Inilah Sosok Jelita Srikandi Gerindra, Dibalik Unggulnya Prabowo di Bogor

Foto:Ist/FB

Bogor- Dianugerahi paras jelita serta murah senyum dan komunikatif menjadi bagian dari sosok Srikandi Gerindra Kota Bogor, Ryanti Suryawan, penggawa keunggulan pasangan Capres Cawapres nomor urut 02 Prabowo Subianto-Sandiaga Uno di Kota Bogor pada Pemilu 2019.

Mengkomandani Badan Pemenangan Nasional (BPN) di Kota Hujan, julukan Kota Bogor, Ryanti sangup membangun sinergitas dengan tim koalisi Adil Makmur, parpol koalisi pendukung Prabowo Sandi. Alhasil, Prabowo Subianto yang juga Ketum Gerindra, meraup suara terbesar di Kota Bogor.

Kendati demikian, Ryanti juga Wakil Ketua DPC Gerindra Kota Bogor, dengan rendah diri mengungkapkan, jika kesuksesan itu merupakan kerja keras tim maupun relawan di Kota Hujan. Sehingga Bogor masih terjaga menjadi lumbung Prabowo. Sebab, Pemilu 2014 lalu, Prabowo pun unggul di daerah tersebut.

"Terutama kami ucapkan terima kasih kepada masyarakat Kota Bogor yang telah percaya menjatuhkan pilihannnya,"ungkap Ryanti dalam kesempatan wawancara melalui aplikasi whatsapp belum lama ini.

Disinggung soal akan adanya  penolakan hasil pemilu, Ryanti pun menjelaskan bahwa pesta demokrasi rakyat lima tahunan ini menjadi ajang masyarakat untuk menyalurkan hak pilih. Pada prosesnya, sambung dia, BPN mencium aroma dugaan pelanggaran.

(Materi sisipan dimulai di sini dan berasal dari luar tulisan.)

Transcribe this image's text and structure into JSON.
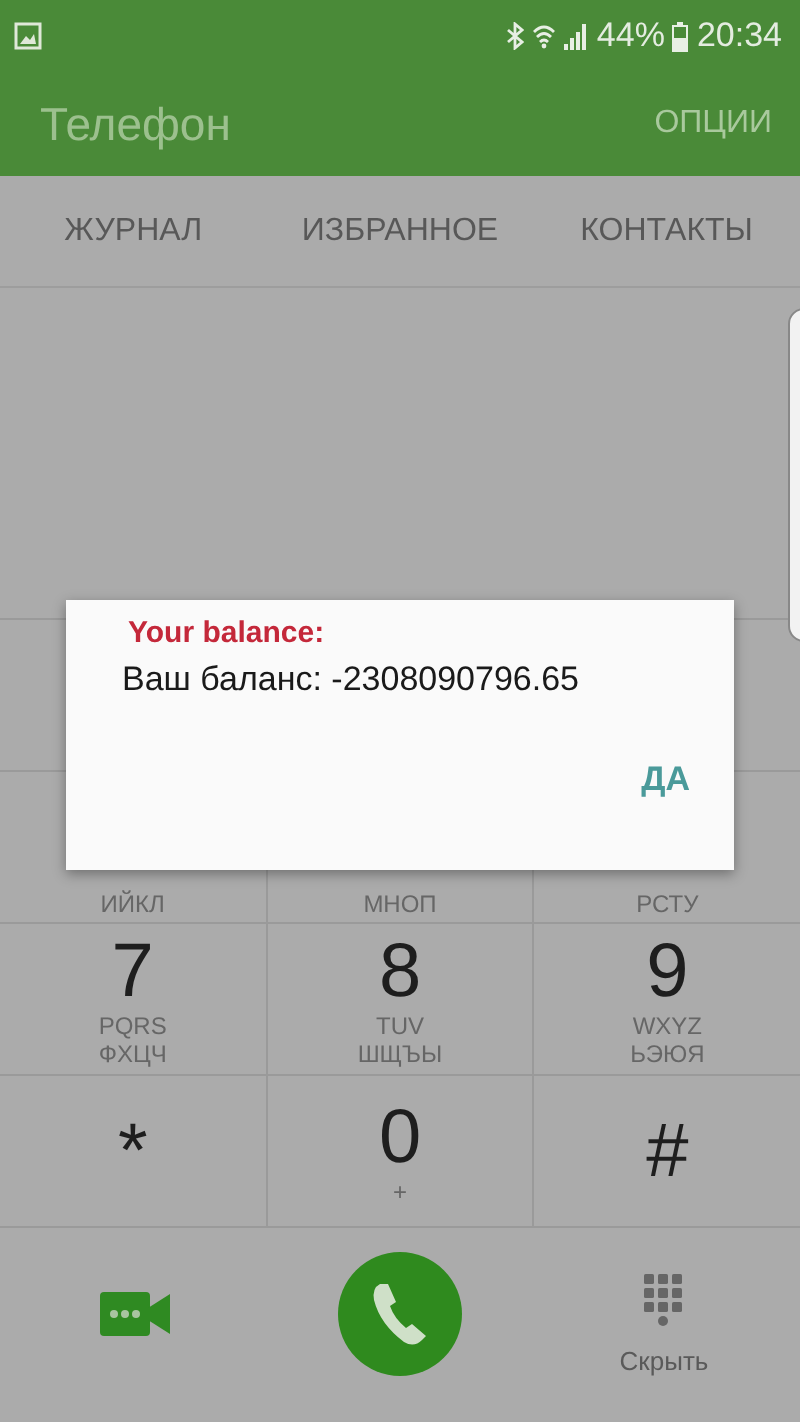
{
  "status_bar": {
    "battery": "44%",
    "time": "20:34"
  },
  "app_bar": {
    "title": "Телефон",
    "menu": "ОПЦИИ"
  },
  "tabs": [
    {
      "label": "ЖУРНАЛ",
      "selected": false
    },
    {
      "label": "ИЗБРАННОЕ",
      "selected": false
    },
    {
      "label": "КОНТАКТЫ",
      "selected": false
    }
  ],
  "keypad": [
    {
      "keys": [
        {
          "cyrillic": "ИЙКЛ"
        },
        {
          "cyrillic": "МНОП"
        },
        {
          "cyrillic": "РСТУ"
        }
      ]
    },
    {
      "keys": [
        {
          "digit": "7",
          "latin": "PQRS",
          "cyrillic": "ФХЦЧ"
        },
        {
          "digit": "8",
          "latin": "TUV",
          "cyrillic": "ШЩЪЫ"
        },
        {
          "digit": "9",
          "latin": "WXYZ",
          "cyrillic": "ЬЭЮЯ"
        }
      ]
    },
    {
      "keys": [
        {
          "digit": "*"
        },
        {
          "digit": "0",
          "latin": "+"
        },
        {
          "digit": "#"
        }
      ]
    }
  ],
  "bottom_bar": {
    "hide_label": "Скрыть"
  },
  "dialog": {
    "title": "Your balance:",
    "message": "Ваш баланс: -2308090796.65",
    "button": "ДА"
  }
}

"Ini amanah rakyat . Jadi kami BPN itu mempunyai data akurat yg ternyata tidak sama dgn KPU. Data yang kami miliki data fakta yg jelas .Dan kemarin di hotel Sahid sudah kita buka bukaan itu data,"ujarnya.

Dia pun mengklaim, jika merujuk C1 dasar adanya penolakan tersebut. Sehingga Prabowo Subianto yang juga Ketua Umum Gerindra akan melakukan penolakan hasil perolehan suara pemilu.

"Jadi inilah yg dimaksud Prabowo menolak hasil Pilpres,"terangnya.

Kendati demikian, ia menyampaikan jika ketua umumnya itu tidak akan menolak hasil raihan suara pileg.

"Dan saya rasa bukan berarti menolak hasil pilegnya juga. Karena kan yg kita persoalkan adalah hasil pilpres jadi hasil pilpres .Kami merasa hasil pileg tidak ada persoalaan serius knp juga harus kami tolak ?. Intinya sih kami ingin pemilu ini berjalan degan jurdil,"tukasnya.